Here are the basics, there are a whole lot of things to consider but these are the simplest things:
1. Water flows downhill. It will not flow from the plains up and over a mountain chain to some other plains area.
2. Lots of rivers and streams flow into a lake but there is only one that flows out. That one might have some little delta-like thing branching at the start but they will join up to form one river channel and the area with the softest dirt to cut into or the steepest angle to flow down will eventually win out producing one outflowing channel. The known exceptions are: an endorheic basin which forms below sea level so therefore has no outflow; and a crater lake.
3. Rivers wander all over the place and vary in width...flat = fat (generally).
4. Rivers don't split and stay split except in deltas. They may go around a more dense chunk of rock to form and island but they rejoin rather quickly.
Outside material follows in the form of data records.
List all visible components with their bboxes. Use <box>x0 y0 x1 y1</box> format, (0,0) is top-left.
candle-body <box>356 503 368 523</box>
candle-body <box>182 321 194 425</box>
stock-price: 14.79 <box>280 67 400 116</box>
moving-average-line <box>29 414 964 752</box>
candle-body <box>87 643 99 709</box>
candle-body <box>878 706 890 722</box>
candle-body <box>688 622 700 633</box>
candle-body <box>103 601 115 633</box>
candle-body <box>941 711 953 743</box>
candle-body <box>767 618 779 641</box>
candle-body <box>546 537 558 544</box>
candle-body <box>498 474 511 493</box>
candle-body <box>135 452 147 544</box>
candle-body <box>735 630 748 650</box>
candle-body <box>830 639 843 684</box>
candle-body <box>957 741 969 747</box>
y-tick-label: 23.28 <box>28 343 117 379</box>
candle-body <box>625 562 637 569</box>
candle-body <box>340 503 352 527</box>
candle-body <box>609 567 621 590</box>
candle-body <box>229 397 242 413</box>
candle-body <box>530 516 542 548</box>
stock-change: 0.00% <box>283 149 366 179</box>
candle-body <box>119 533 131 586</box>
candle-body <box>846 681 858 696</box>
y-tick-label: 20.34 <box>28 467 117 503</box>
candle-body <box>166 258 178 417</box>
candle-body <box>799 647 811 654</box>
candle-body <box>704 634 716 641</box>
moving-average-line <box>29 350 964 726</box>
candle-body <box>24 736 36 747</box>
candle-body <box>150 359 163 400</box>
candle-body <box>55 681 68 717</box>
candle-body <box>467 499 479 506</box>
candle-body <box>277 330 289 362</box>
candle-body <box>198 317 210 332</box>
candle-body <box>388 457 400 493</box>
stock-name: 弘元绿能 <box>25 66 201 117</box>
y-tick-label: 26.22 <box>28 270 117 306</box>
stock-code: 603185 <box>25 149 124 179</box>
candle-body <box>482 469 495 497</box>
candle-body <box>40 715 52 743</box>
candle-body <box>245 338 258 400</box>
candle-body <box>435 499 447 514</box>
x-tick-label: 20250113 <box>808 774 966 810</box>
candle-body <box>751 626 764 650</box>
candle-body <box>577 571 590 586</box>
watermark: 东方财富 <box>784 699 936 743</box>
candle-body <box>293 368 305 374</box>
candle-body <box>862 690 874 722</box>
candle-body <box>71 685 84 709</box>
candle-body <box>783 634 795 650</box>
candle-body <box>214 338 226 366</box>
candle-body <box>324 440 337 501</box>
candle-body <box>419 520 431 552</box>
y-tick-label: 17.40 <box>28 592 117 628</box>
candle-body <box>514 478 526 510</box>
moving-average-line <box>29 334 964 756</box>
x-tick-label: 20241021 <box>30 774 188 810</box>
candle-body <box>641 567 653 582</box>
The reason that they don't rejoin in deltas is that the area is too flat so they wander around like tweens at a sock-hop and they dump into the ocean before they can get a chance to rejoin. This is the biggest thing that people mess up. They usually make these giant deltas and forget about scale. We try to encourage the analogy of a tree - put the branches in the mountains, put the trunk on the plains, and put some tiny tiny roots near the coast.
5. Rivers do not flow so that they connect two oceans or two separate parts of the same ocean. You could have a man-made canal, though.
6. Don't rely on "magic" to explain things away - that's bad physics and would require so much power that only a god could maintain it.